Нет вражды между ними. Векшегоновы все-таки очень хорошие люди. И если у Руфины года через два, через три родится девочка, которую она назовет Ийей, то, может быть, случится так, что она и маленький Алеша, сын Алексея, понравятся друг другу…
Когда-то же соединятся два старых рода. Не рок же, в самом деле, мешает породниться столько лет Векшегоновым и Дулесовым!
Подумав так, Руфина услышала знакомый голосок Алеши. Он возвращался с Ийей из булочной. Голос маленького Алеши сейчас не только не резнул слух Руфины, а она даже обрадовалась, услышав его.
Есть ли на свете большая очищающая сила, нежели любовь? Она пришла к Руфине. Пришла и сожгла в ее сердце все мешавшее заглянуть в него солнцу. И кажется, что любовь к Виктору и есть ее первая любовь. Любовь, позволившая Руфине почувствовать себя женщиной и назваться ею.
Так что же она медлит? Не выбежать ли ей на улицу и не зацеловать ли маленького Алешу?
Она так и сделала.
Схватив мальчика, Руфина прижала его к сердцу и принялась целовать — до изумления смотревших из окон соседей.

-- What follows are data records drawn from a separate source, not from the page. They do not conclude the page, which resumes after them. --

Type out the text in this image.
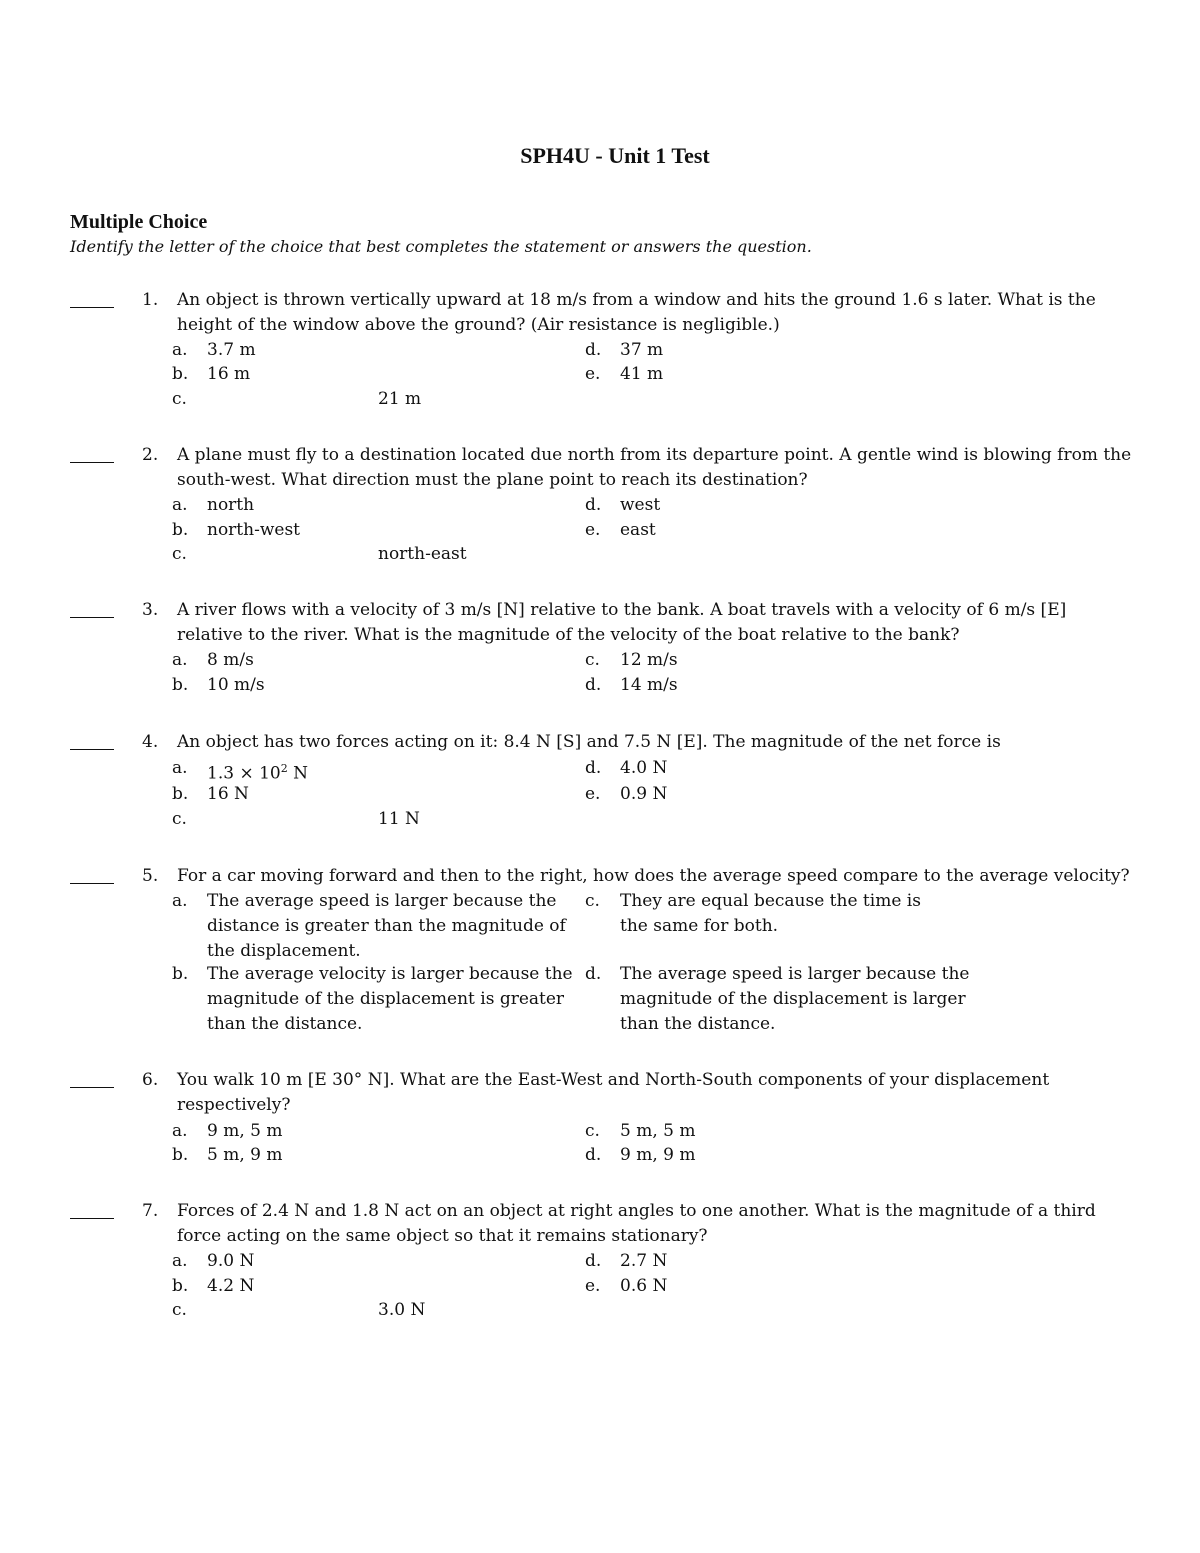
SPH4U - Unit 1 Test
Multiple Choice

Identify the letter of the choice that best completes the statement or answers the question.

1. An object is thrown vertically upward at 18 m/s from a window and hits the ground 1.6 s later. What is the height of the window above the ground? (Air resistance is negligible.)

a. 3.7 m
b. 16 m
c.	21 m
d. 37 m
e. 41 m
2. A plane must fly to a destination located due north from its departure point. A gentle wind is blowing from the south-west. What direction must the plane point to reach its destination?

a. north
b. north-west
c.	north-east
d. west
e. east
3. A river flows with a velocity of 3 m/s [N] relative to the bank. A boat travels with a velocity of 6 m/s [E] relative to the river. What is the magnitude of the velocity of the boat relative to the bank?

a. 8 m/s
b. 10 m/s
c. 12 m/s
d. 14 m/s
4. An object has two forces acting on it: 8.4 N [S] and 7.5 N [E]. The magnitude of the net force is

a. $1.3 \times 10^2$ N
b. 16 N
c.	11 N
d. 4.0 N
e. 0.9 N
5. For a car moving forward and then to the right, how does the average speed compare to the average velocity?

a. The average speed is larger because the distance is greater than the magnitude of the displacement.
b. The average velocity is larger because the magnitude of the displacement is greater than the distance.
c. They are equal because the time is the same for both.
d. The average speed is larger because the magnitude of the displacement is larger than the distance.
6. You walk 10 m [E 30° N]. What are the East-West and North-South components of your displacement respectively?

a. 9 m, 5 m
b. 5 m, 9 m
c. 5 m, 5 m
d. 9 m, 9 m
7. Forces of 2.4 N and 1.8 N act on an object at right angles to one another. What is the magnitude of a third force acting on the same object so that it remains stationary?

a. 9.0 N
b. 4.2 N
c.	3.0 N
d. 2.7 N
e. 0.6 N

В ней рождалось еще неизведанное материнство. В ней бушевали прощение и уважение. Уважение к людям, которых нельзя не уважать и не любить…
— Спасибо тебе, Руфа. Я так счастлива, что ты любишь нашего Алешку. Спасибо, Руфина. Я всегда верила и надеялась.
Ийя не закончила начатого. И так ясно. Она пожала руку Руфины и взяла из ее объятий вспотевшего от ласк сына.
За окном был май, а заморозки давали еще о себе знать.
Рано за Омском проснулись Ийя и Алексей. Дед и бабка Векшегоновы, провожавшие внука и внучку, проведут это лето в Сибири. Сейчас они еще спят. А старик Адам Красноперов ушел курить в тамбур. Стесняется дымить своим самосадом. Да и кроме Алешки в вагоне немало детей. А самосад ой-ой какой крепкий!
Алеша и Ийя стоят у окна вагона. Солнце уже поднялось, но его лучи не столь теплы, чтобы прогнать белесую изморозь на траве.
— О чем ты задумался, Алеша?
— Да как тебе сказать… — ответил он Ийе. — Символика, понимаешь, одолевает.
— Какая?
— Смотрю на иней и думаю. Когда-то не земле было очень холодно. Снег да льды. А потом стала оттаивать земля. Стало теплеть и теплеть. И земля стала зацветать. Но вековечное царство стужи и льда не хочет сдаваться. Оно еще побивает первые цветы. И все-еще дают о себе знать заморозки… Я говорю не только о Руфине, но главным образом о других. И о себе, — сказал задумчиво Алексей. — Но все равно это последние заморозки. Последние. Разве солнцу скажешь: «Стой!»
Он умолк. Пытливо заглянул в глаза Ийе. Потом махнул рукой:
— Ты не слушай меня. Видимо, я моей бабкой пожизненно ушиблен сказками. Кому уж что дано, то дано.